Originally published at Sputnik by Leandra Bernstein on 9/9/16
The procedural maneuver to call a voice vote in a nearly empty chamber House of Representatives was carried out to guarantee passage of the Justice Against Sponsors of Terror Act (JASTA), US Congressman from New York and bill sponsor Peter King told Sputnik on Friday.
WASHINGTON (Sputnik), Leandra Bernstein — The House of Representatives unanimously approved the JASTA bill in a voice vote earlier in the day, while the House chamber was largely empty. “It was my call… I just wanted to get it through, that is all I cared about,” King said of the Friday afternoon vote on the bill allowing victims of the September 11, 2001 terrorist attacks to bring their long-standing lawsuit against Saudi Arabia. The US Congress customarily records each members’ support or disapproval in a roll-call vote, though voice votes are not uncommon.
The bill, which passed the Senate unanimously in May, is set to go to President Barack Obama before the 15th anniversary of September 11 terrorist attacks against the United States.
Obama has previously threatened to veto the bill arguing the United States could be liable to similar terrorism-related lawsuits by other countries. JASTA clarifies existing US law and guarantees citizens can bring suit against any foreign nation that provides material support for a terrorist act on US soil or affecting US persons. The act will also enable families of September 11 victims to bring a federal court case against the Saudi government for allegedly providing support for the September 2001 attacks. The Saudis were previously granted sovereign immunity and did not have to appear in a US court.
Originally published at USA Today by Brian J. Tumulty on 9/9/16
House approves bill letting 9/11 families sue Saudis
WASHINGTON — The House voted Friday to approve legislation allowing 9/11 survivors and family members to sue Saudi Arabia in connection with the attacks.
The Justice Against Sponsors of Terrorism Act (JASTA) passed the House by voice vote and now goes to President Obama, who has threatened to veto it. The Senate unanimously passed the same bill in May.
Obama says the legislation could open the door for other countries to allow lawsuits against Americans in courts abroad and would jeopardize U.S.-Saudi relations. But Congress has enough votes for an override.

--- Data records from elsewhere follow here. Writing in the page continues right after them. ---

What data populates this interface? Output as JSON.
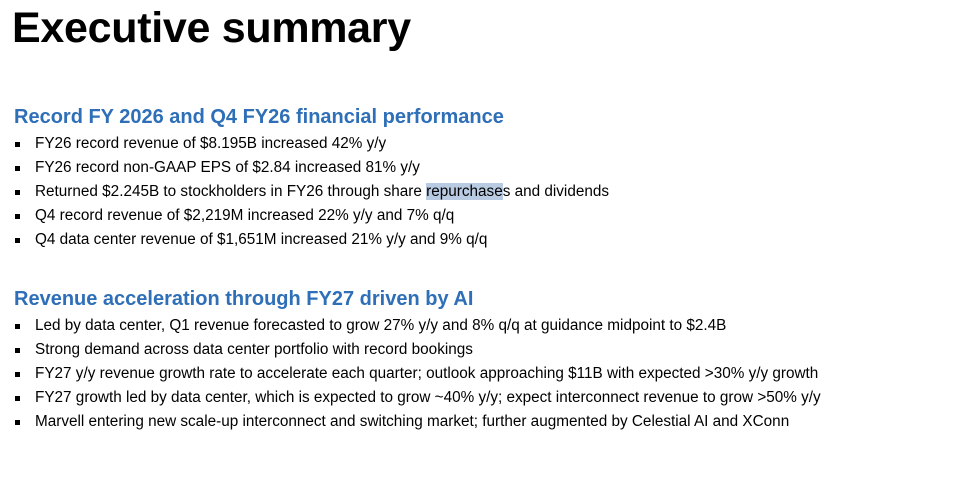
{
  "page": {
    "title": "Executive summary",
    "accent_color": "#2e6fb8",
    "highlight_color": "#b9cbe3"
  },
  "sections": [
    {
      "heading": "Record FY 2026 and Q4 FY26 financial performance",
      "bullets": [
        {
          "text": "FY26 record revenue of $8.195B increased 42% y/y"
        },
        {
          "text": "FY26 record non-GAAP EPS of $2.84 increased 81% y/y"
        },
        {
          "before": "Returned $2.245B to stockholders in FY26 through share ",
          "highlighted": "repurchase",
          "after": "s and dividends"
        },
        {
          "text": "Q4 record revenue of $2,219M increased 22% y/y and 7% q/q"
        },
        {
          "text": "Q4 data center revenue of $1,651M increased 21% y/y and 9% q/q"
        }
      ]
    },
    {
      "heading": "Revenue acceleration through FY27 driven by AI",
      "bullets": [
        {
          "text": "Led by data center, Q1 revenue forecasted to grow 27% y/y and 8% q/q at guidance midpoint to $2.4B"
        },
        {
          "text": "Strong demand across data center portfolio with record bookings"
        },
        {
          "text": "FY27 y/y revenue growth rate to accelerate each quarter; outlook approaching $11B with expected >30% y/y growth"
        },
        {
          "text": "FY27 growth led by data center, which is expected to grow ~40% y/y; expect interconnect revenue to grow >50% y/y"
        },
        {
          "text": "Marvell entering new scale-up interconnect and switching market; further augmented by Celestial AI and XConn"
        }
      ]
    }
  ]
}
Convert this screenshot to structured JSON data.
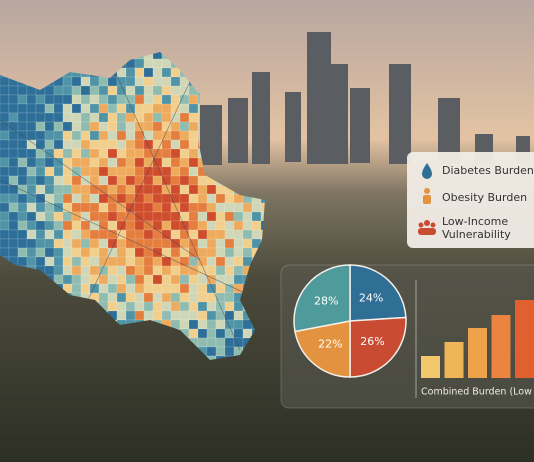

House lawmakers appealed to Obama not to veto the bill, saying it’s narrowly drawn and merely seeks to clarify 1996 legislation that allows families of terrorism victims and survivors who suffered injuries to sue for damages in federal court under an exception to the Foreign Sovereign Immunities Act of 1976.
That exception revoked jurisdictional protection for governments determined to be state sponsors of terrorism. It’s been in effect for 20 years without any problems, said New York Democratic Rep. Jerrold Nadler.
Nadler said the legislation approved Friday would remedy “an erroneous court decision” that rejected an effort to investigate the Saudis’ possible role in the 2001 terrorist attacks. In September, U.S. District Judge George B. Daniels of the Southern District of New York said the court lacked jurisdiction.
“The legislation gives access to the courts, to the rule of law,” said Republican Rep. Ted Poe of Texas. He said it would be up to a jury to decide if the Saudis were involved in the attacks.
The surviving terrorists involved in 9/11 have been held in military detention at Guantanamo Bay in Cuba, where they are awaiting trial. But others who helped plan and finance the attacks haven’t been identified or tried in U.S. courts, according to the families of 9/11 survivors and victims.
Family members of 9/11 victims say the legislation would allow several lawsuits — consolidated into one case on behalf of 9/11 victims and several insurance companies — to proceed, as lawyers attempt to prove Saudi government involvement in the terrorist plot.
Former U.S. Attorney General Michael Mukasey, who served as a federal judge for 18 years, said Friday, “The notion that the Saudis would have financed an attack by this group is ridiculous.’’
“Osama bin Laden, when he listed the reasons for the attack, the first reason was the presence of American troops on the Arabian peninsula.’’ Mukasey said. “They were there at the invitation of the Saudi government.’’
Mukasey doubts the law would get its intended results.
“If the Saudis get put in a position where they have to disclose diplomatic communications and stuff like that, they may prefer to write a check rather than get involved in litigation,’’ he said. “And that’s not any indication they did anything. I firmly believe they didn’t. It doesn’t make any sense.’’
The Obama administration in July declassified 28 pages of the report from the 9/11 Commission that pointed to multiple links between the terrorists and associates of Saudi Arabian Prince Bandar, the former longtime ambassador to the United States. The report also mentions possible conduits of money from the Saudi royal family to Saudis living in the United States and two of the 9/11 hijackers in San Diego. The documents also indicate substantial support to California mosques where radical Islamist sentiments ran high.
Rep. Lloyd Doggett, D-Texas, noted Friday that 15 of the 19 hijackers who participated in the 2001 attacks were Saudi, and he said Saudi Arabia has a long history of funding terrorism.